La critique implique-t-elle selon toi une notion de jugement, d’évaluation ?

C’est un travers que je n’évite pas moi-même : distribuer les bons et les mauvais points. Mais une chronique ne peut pas se limiter à ça, sinon on termine en petit juge. Forcément, les magazines sont aussi des guides d’achat pour les consommateurs de musique qui les ouvrent en se disant « qu’est-ce que je vais mettre dans mon panier ? ». Mais le jugement, le côté « école des fans », on met une note 6, 7 sur 10, comme le font de plus en plus de magazines, qu’est-ce que ça veut dire ? Je n’ai pas une formation de prof. Un disque, ce n’est pas un devoir avec des bonnes et des mauvaises réponses. Il y a des disques pas très aboutis, qui finalement contiennent plus de musique que des parfaits petits objets dont tu as fait le tour au bout d’un mois. C’est une pratique très réductrice, qui fige tout. Comme tous ces tops, ces palmarès de fin d’année ou la tendance des magazines à réduire de plus en plus la taille des chroniques.
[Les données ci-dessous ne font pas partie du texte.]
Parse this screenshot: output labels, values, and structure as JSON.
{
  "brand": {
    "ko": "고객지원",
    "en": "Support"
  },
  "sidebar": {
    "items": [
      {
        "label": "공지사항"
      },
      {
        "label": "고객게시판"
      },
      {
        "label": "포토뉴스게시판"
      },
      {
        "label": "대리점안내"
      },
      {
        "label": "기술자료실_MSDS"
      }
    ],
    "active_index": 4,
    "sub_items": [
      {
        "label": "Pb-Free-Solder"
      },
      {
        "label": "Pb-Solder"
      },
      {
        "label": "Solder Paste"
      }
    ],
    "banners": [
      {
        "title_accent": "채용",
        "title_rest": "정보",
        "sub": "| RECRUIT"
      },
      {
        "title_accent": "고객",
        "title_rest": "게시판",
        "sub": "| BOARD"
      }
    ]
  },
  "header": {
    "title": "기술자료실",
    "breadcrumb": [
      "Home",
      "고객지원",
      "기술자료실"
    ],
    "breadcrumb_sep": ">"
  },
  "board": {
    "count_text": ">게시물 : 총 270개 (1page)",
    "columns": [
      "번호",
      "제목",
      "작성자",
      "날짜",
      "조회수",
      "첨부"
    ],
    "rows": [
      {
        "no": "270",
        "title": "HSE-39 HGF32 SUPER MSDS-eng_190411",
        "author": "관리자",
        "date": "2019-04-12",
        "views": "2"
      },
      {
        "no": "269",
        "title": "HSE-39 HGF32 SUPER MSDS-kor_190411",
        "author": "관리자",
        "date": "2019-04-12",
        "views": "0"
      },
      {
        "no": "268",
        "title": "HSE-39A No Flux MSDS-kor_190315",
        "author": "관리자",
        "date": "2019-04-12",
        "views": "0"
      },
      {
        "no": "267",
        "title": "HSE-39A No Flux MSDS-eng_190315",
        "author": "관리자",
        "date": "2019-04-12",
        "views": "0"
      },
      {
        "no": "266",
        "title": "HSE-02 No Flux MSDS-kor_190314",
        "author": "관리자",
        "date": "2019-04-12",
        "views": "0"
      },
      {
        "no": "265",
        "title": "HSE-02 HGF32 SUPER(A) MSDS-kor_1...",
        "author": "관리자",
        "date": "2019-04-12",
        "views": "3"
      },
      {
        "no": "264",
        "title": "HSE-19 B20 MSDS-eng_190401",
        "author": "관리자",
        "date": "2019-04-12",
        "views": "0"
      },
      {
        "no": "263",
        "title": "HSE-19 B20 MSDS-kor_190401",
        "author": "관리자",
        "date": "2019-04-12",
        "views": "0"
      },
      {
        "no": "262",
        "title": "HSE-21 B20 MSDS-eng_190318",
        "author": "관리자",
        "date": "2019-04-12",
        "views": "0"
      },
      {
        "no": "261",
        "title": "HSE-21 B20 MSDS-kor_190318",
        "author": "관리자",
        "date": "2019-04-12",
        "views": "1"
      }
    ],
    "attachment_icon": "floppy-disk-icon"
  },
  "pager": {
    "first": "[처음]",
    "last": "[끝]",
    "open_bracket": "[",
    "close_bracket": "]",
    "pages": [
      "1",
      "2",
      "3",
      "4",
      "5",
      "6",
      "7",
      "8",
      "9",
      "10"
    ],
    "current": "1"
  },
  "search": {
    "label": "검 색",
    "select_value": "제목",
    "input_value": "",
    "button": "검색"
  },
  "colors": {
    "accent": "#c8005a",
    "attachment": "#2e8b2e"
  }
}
Il y a quand même des disques qui nécessitent qu’on explique d’où ils viennent, dans quel contexte ils sont nés… On finit par faire de la formule qui claque et qui relève plus du langage publicitaire ou du trait d’humour que de la pensée critique.

Qu’attends-tu, en tant que lecteur, d’une critique de disque ?

Ce que j’attends d’une chronique, c’est qu’elle me donne du grain à moudre, qu’elle me donne envie de réfléchir, de découvrir une autre façon d’écouter de la musique. Cela peut aussi être l’expression d’une sensibilité, comme lorsque tu lis un bouquin d’un écrivain, quelqu’un qui te montre une nouvelle façon de voir le monde et qui t’apporte un éclairage nouveau sur les choses. Ecouter de la musique, c’est aussi regarder le monde à travers elle. Ça peut couvrir un champ d’expression qui dépasse d’assez loin le simple compte-rendu de l’actualité musicale. Je ne prétends pas que chaque chronique que j’écris ouvre sur un monde incroyablement vaste, mais j’essaie autant que possible de sortir de ma chambre de mélomane et de voir aussi comment un musique résonne au-delà d’un haut parleur, comment elle résonne dans le monde. C’est un peu amitieux de dire les choses comme ça mais si la musique m’a autant plu, c’est aussi parce qu’elle dit des choses qui vont bien au-delà de son propre champ. C’est le reflet de la vision du monde de celui qui l’a créée. Pour prendre l’exemple de types comme Robert Wyatt ou Leonard Cohen que j’aime beaucoup, il n’y a pas besoin d’écouter longtemps leurs chansons pour comprendre qu’ils ont un regard sur le monde qui est extrêmement singulier, extrêmement personnel… Et ça se reflète dans leurs textes, leurs compositions…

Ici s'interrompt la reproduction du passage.